The unconventional progression of financial development in Africa has been a hot topic of discussion for some time now. While it is true that the rate of financial growth in Sub-Saharan Africa falls far behind even that of the rest of the developing world, interestingly the continent has been swift to advance in the world of financial technology. Africa seems to have skipped over the stage of traditional banking and credit cards and jumped straight from a cash-dominated system to the world of mobile banking.
It’s no secret that cash rules the financial microcosm in Africa. Studies show that 94% of all retail payments across Africa (urban and rural), are being conducted using paper money. Underdeveloped banking infrastructure coupled with distrust in credit banking are the main motivations behind such high volumes of cash flow in Africa. The system is disadvantageous, as cash transactions are often tacked with extra fees to cover storage, security, and transportation of the sums. (McKinsey, 2014)
With such heavy reliance on cash transactions, the rise of banking in Africa remains sluggish. In 2014, it was noted that an astounding 66% of Sub-Saharan Africans did not have a bank account (Elixerr Partners LLP, 2018). So why is it that Africa, nicknamed the “unbanked continent”, lags behind in comparison to the rest of the banking world?
- Fragmented Infrastructure– Accessibility is vital to uphold a uniform banking system. In many African countries rural areas and remote roads make it difficult to develop the type of cohesion needed to support a successful banking sector.
- Political Instability and Distrust in the Judicial System– Many Africans fear fraud or are apprehensive that their transactions will not arrive to their determined destination. In addition, most credit cards in Africa are equipped with traditional magnetic strip and lack the extra layer of protection that a security chip ensures.
- Low Income Levels — Large populations in Africa do not have the money required in order to open a bank account.
- Lack of Financial Education– High percentages of Africans are unaware of the financial opportunities that are available to them.
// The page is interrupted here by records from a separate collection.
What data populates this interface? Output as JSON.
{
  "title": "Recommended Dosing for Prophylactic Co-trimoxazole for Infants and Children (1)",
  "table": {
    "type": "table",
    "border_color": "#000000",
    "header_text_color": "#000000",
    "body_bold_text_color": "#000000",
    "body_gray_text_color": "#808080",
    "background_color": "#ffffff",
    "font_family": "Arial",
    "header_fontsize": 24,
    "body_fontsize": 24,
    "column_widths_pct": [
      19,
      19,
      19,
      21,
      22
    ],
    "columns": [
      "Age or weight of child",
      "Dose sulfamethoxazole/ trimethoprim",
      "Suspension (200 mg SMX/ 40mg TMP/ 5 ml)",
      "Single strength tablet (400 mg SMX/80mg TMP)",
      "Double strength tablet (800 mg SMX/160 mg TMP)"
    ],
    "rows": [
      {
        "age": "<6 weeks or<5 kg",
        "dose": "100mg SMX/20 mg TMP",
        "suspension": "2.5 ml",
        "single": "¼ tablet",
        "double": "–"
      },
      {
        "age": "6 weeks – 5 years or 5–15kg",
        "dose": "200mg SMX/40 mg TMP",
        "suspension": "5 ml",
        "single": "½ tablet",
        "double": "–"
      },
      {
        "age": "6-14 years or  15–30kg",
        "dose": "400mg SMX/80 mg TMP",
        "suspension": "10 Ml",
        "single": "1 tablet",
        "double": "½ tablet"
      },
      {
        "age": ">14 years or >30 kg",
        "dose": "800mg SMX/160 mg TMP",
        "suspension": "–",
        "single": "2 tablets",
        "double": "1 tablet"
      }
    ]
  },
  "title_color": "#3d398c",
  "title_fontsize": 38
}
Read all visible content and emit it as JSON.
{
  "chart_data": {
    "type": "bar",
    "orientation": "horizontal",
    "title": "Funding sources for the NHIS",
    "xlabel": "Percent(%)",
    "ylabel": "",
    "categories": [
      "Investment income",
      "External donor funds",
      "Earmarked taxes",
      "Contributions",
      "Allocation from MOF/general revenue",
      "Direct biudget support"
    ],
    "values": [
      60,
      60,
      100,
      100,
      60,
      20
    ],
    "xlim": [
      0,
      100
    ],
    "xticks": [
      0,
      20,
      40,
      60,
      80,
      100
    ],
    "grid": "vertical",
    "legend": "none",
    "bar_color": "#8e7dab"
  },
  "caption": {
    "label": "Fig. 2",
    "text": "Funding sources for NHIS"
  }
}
- Inconvenience– Physical inaccessibility of bank branches ensues added travel costs. Absence of efficiency in the existing branches contributes to long bureaucratic processes and excessive wait times
It is clear that a traditional banking system is not an ideal fit for the diverse needs of the African continent. Frustratingly, however, for a long time, banks and credit unions have been the only non-cash options for business and personal transactions. Recognizing the gap in the system, Fintech and telecommunications companies have teamed together to make a giant leap forward toward mobile banking in Africa.
The mobile phone revolution swept the African continent with gusto and force, arming 2/3 of Sub-Saharan African adults with a handheld device. (McKinsey, 2014). Advances in the telecommunications sector, coupled with the launch of financial technology created a perfect breeding ground for a mobile banking insurgency in Africa. Mobile network operators (MNOs) are prolifically spreading their influence with a low-interest, accessible, and digital method of financial transacting.
The scope of MNOs is far reaching, penetrating even the most remote areas in Africa. In 2007, Vodafone developed M-Pesa, the largest and most commonly used mobile money payment system that is now used by 3 million users in 10 countries (Elixerr Partners LLP, 2018). The inclusion of formal financial methods allows people to not only save money, but also increase their financial literacy. The benefits of MNOs are not only limited to the individual, but to banks as well, who profit from the economic boosts offered by the new technology.
Although in the early stages, mobile banking offers promise for financial inclusion for many Africans. Moving away from cash transactions and toward mobile banking allows people to better plan for the future and manage their finances more efficiently. This in turn creates a more stable and ascending financial development trajectory for the African continent.